Don’t count out this wily manipulator just yet. He denies vehemently that he ever knew any American secrets, let alone gave them away. Some of his friends in the Pentagon still stand by him, arguing that, for all his faults, he did tip them to four of Saddam’s henchmen and this aided in their capture. One of Mr. Chalabi’s key contacts and backers, Richard Perle, former chairman of the Defense Policy Board, makes a good point that it made no sense for the Iranian official in Baghdad to continue using the code that had already been broken.
Still, Mr. Chalabi has a long history of self-promotion and deception. The Iraqi defectors that he introduced to U.S. intelligence officials and certain newspaper reporters spread distorted and fabricated information. A prime example is their account of mobile labs supposedly used to produce forbidden chemical or biological weapons. Thorough investigation has now concluded that the trailers were used merely for Iraqi weather balloons. But the false information found its way into newspaper stories and statements by President Bush and Vice President Dick Cheney.
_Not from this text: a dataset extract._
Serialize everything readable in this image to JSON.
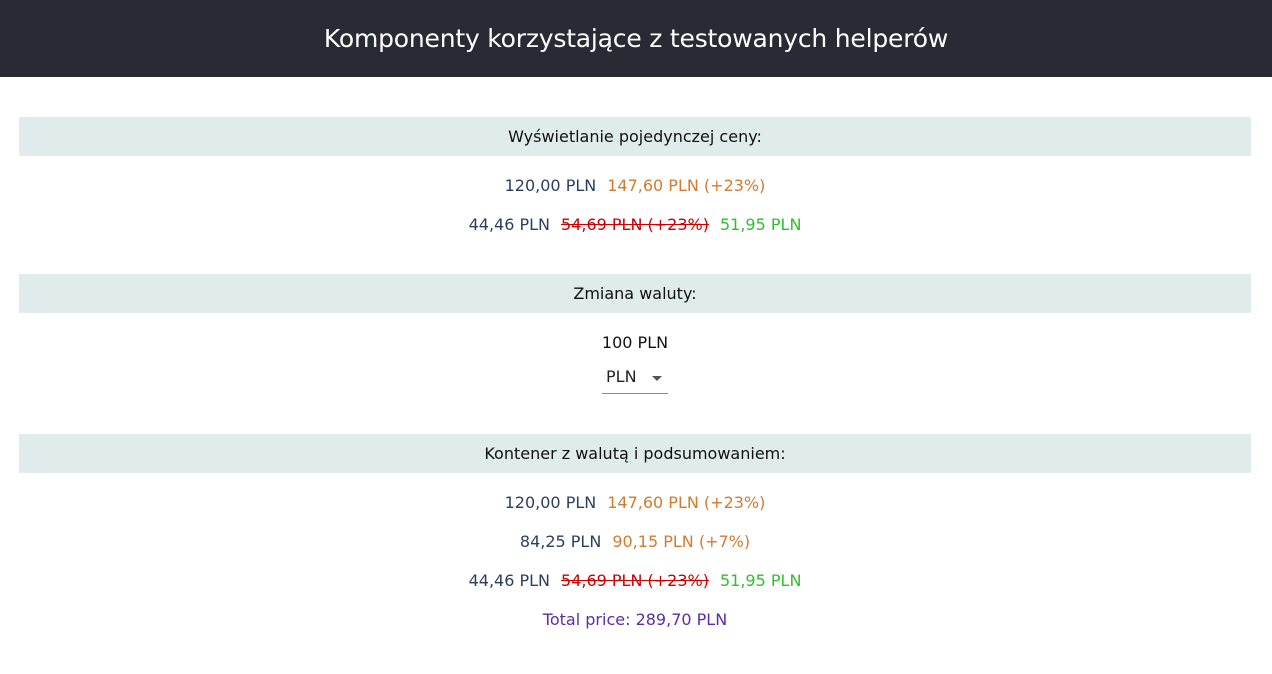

Mr. Chalabi seems to have a point when he says all he did was help furnish information at U.S. request and that the CIA should have checked it before using it. The basic truth seems to be that U.S. promoters of the Iraq war used Mr. Chalabi and his informants to make their case that Saddam Hussein had weapons of mass destruction, had figured in the Sept. 11 attacks, and constituted an imminent threat that justified the war. Mr. Chalabi became their tool.